Along with the old “stuff,” I am letting go of old ideas, old resentments and old grudges. Out with the old. Bring in the new. New life, new ideas. I’m never going to love cleaning. Perhaps one of those “new ideas” is that hiring a cleaning service would be a good investment – it will give me more time to blog.

Day 8 – Sometimes You Just Have to Feel It

Sometimes the lesson is simply indescribable. You just have to feel it. Any attempt to find the words to describe those profound, deeply-felt changes will pale in contrast to the realization.

This is as close as I can come: The depth of the feeling of being very sad about a change – like death – is in direct proportion to how hard we resist the change. As long as I dwell in the past, wishing things could have gone differently or that I had said something or did something else, I will continue to feel sadness.

When I accept that Mom is gone, and that it happened just the way that it was always going to happen, the sadness eases. It’s out of my control. It always was.

The words make it sound much simpler than the feelings do. You’ll have to trust me on that one.

Day 7 – The Keeper of Secrets

The word “secret” has so many nuanced meanings. Some secrets are precious – the “secret recipe,” for example. Then there is “The Secret,” the power of intention that some believe can make a strawberry ice cream cone appear without them lifting a finger to help themselves. Other secrets are neutral. I hold a lot of confidential information for my clients. The “secrets” aren’t necessarily dark or ominous – they simply aren’t anyone else’s business.

When Mom died a week and a half ago, her secrets died with her. At 50 years of age, I realize how little I know about my mother’s years before me. I know a few select stories, of course – the ones that she told regularly. Those are committed to memory, some word for word. There are other stories that died with her – good and bad. I now have to make peace with the things that I will never know. There are curious, half-formed memories from childhood that will now never be explained.

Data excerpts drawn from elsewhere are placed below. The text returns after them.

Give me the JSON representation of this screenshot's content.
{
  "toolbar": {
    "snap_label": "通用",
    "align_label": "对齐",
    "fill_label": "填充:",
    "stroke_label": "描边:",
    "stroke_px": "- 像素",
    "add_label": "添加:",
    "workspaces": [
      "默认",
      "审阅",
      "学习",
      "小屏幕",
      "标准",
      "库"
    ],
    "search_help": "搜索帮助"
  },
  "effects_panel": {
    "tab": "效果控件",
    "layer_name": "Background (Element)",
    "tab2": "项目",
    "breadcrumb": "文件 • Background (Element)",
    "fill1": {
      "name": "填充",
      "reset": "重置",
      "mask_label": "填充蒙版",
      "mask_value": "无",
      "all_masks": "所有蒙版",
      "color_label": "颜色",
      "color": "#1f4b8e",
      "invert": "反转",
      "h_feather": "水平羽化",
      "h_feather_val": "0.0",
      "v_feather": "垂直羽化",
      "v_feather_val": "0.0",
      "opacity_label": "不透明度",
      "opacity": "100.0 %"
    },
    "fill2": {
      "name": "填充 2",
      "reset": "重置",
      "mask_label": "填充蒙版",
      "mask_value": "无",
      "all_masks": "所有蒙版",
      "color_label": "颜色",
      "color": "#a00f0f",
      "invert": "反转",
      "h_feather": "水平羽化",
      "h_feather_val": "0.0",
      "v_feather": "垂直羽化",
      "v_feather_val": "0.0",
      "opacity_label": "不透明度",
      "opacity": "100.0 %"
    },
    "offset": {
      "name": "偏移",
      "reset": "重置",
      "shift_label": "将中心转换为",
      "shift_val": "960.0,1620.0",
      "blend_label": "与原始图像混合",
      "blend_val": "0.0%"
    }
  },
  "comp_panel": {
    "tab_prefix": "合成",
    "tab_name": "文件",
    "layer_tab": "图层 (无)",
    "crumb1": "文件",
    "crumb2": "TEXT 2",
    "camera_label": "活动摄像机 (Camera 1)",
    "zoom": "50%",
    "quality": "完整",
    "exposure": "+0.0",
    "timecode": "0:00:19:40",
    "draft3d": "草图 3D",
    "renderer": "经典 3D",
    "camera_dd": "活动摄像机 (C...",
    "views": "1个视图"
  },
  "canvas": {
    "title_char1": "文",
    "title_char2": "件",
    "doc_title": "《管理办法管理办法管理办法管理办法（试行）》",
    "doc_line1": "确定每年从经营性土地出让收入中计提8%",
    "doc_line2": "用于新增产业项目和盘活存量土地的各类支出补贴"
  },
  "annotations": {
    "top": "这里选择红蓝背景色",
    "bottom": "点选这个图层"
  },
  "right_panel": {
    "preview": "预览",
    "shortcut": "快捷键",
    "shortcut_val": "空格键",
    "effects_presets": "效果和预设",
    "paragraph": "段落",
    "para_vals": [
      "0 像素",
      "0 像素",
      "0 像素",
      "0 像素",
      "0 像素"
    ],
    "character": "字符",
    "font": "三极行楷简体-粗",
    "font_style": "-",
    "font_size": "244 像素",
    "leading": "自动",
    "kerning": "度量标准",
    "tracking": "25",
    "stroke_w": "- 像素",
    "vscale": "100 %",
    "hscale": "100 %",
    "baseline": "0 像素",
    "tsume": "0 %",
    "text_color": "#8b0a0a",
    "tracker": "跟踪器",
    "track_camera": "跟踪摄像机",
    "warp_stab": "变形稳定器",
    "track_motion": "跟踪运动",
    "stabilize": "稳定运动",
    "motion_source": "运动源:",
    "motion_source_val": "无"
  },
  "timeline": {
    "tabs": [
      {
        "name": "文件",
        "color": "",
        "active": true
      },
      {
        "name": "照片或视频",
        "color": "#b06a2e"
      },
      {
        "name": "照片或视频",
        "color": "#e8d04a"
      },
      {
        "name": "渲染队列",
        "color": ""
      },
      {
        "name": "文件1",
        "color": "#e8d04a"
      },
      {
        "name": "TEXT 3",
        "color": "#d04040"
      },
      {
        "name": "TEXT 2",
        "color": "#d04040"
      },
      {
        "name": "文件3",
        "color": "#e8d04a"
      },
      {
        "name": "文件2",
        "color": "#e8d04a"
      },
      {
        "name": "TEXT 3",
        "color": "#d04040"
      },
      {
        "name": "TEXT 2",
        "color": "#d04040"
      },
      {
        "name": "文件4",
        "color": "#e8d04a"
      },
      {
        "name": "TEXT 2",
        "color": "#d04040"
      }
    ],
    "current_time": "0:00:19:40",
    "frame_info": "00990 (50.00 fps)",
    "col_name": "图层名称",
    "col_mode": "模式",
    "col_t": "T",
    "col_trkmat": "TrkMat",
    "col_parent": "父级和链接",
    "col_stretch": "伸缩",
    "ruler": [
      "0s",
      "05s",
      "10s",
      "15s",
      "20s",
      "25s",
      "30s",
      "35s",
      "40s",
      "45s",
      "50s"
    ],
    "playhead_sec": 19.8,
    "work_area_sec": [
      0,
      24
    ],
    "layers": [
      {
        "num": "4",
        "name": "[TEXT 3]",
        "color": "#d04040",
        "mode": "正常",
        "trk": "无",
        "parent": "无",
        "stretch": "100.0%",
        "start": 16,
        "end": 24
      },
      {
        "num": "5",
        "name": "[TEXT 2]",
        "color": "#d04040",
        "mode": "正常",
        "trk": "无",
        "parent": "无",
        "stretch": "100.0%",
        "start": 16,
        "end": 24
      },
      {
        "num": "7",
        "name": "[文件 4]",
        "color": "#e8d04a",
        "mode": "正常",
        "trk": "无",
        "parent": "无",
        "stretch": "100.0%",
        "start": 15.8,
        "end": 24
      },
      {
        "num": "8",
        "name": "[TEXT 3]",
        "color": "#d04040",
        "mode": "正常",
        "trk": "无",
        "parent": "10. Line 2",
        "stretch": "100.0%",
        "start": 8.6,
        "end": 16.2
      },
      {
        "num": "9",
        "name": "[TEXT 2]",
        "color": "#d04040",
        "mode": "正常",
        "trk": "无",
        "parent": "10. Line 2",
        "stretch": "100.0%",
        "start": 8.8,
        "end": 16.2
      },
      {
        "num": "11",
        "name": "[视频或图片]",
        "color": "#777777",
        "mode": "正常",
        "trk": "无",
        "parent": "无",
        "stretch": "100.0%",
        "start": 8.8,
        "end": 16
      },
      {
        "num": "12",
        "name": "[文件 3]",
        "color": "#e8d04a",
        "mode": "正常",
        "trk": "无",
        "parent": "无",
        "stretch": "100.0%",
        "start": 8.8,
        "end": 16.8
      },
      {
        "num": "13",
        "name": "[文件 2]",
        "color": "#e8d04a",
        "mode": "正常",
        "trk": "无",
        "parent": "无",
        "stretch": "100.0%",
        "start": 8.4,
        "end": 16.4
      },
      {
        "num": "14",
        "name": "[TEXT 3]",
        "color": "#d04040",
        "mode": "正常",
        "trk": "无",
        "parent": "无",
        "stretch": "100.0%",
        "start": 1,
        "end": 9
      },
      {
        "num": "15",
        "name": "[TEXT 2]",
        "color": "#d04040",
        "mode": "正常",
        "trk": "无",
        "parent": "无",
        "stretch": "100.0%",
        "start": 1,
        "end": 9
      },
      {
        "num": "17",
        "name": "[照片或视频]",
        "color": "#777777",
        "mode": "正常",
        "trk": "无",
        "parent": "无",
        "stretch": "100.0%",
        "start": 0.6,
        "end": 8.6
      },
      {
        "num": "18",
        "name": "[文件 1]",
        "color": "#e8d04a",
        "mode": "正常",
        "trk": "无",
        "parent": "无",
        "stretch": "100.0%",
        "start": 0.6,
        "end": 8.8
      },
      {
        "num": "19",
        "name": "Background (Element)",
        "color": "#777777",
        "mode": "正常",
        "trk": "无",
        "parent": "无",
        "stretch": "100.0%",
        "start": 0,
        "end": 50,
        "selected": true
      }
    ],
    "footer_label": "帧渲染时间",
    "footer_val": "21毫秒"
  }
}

When I was a young girl, my questions were met with “we’ll talk about that when you are older.” As I grew into adulthood, the deflection became, “I’d rather talk about you,” or “I need to go to the store.” I didn’t press for answers because I didn’t want to upset Mom. Making Mom cry was something I tried to avoid at all costs. I love(d) my Mom.

Ready or not, I have a new position in life. I am the oldest female. I have become the reluctant matriarch, for want of a better word. Like my mom, there are things I don’t talk about – things that are a part of me and that have shaped me and thus have shaped the lives of my children.

Without living parents to think about, I have the freedom to bring “secrets” into the daylight where they can fade without worrying about hurting feelings. No, I won’t be writing a salacious “tell all.” My life hasn’t been “that” interesting.

I do believe, however, that it is time to write my own “book of secrets.” My secret recipes. My secret thoughts. My private past. Someday when I am gone, one of my children may wonder what experiences shaped me. I can only tell them my side of the story, or at least my memory of it.  My story would never be a bestseller.  Indeed, it would probably be boring to even my own children.  Still, one day they may have questions about what experiences made me into who I am.

I haven’t cleaned out Mom’s apartment yet, but I’ve been through enough of her things to know that there probably isn’t a “book of secrets” waiting to be discovered. It’s a shame, but at the same time, it is also a relief. I can live my life authentically. I can choose not to wear the title of the “keeper of secrets.” I control the narrative. I can tell my story without being a victim of anything or anyone in my past. I can choose not to die with my words still in me.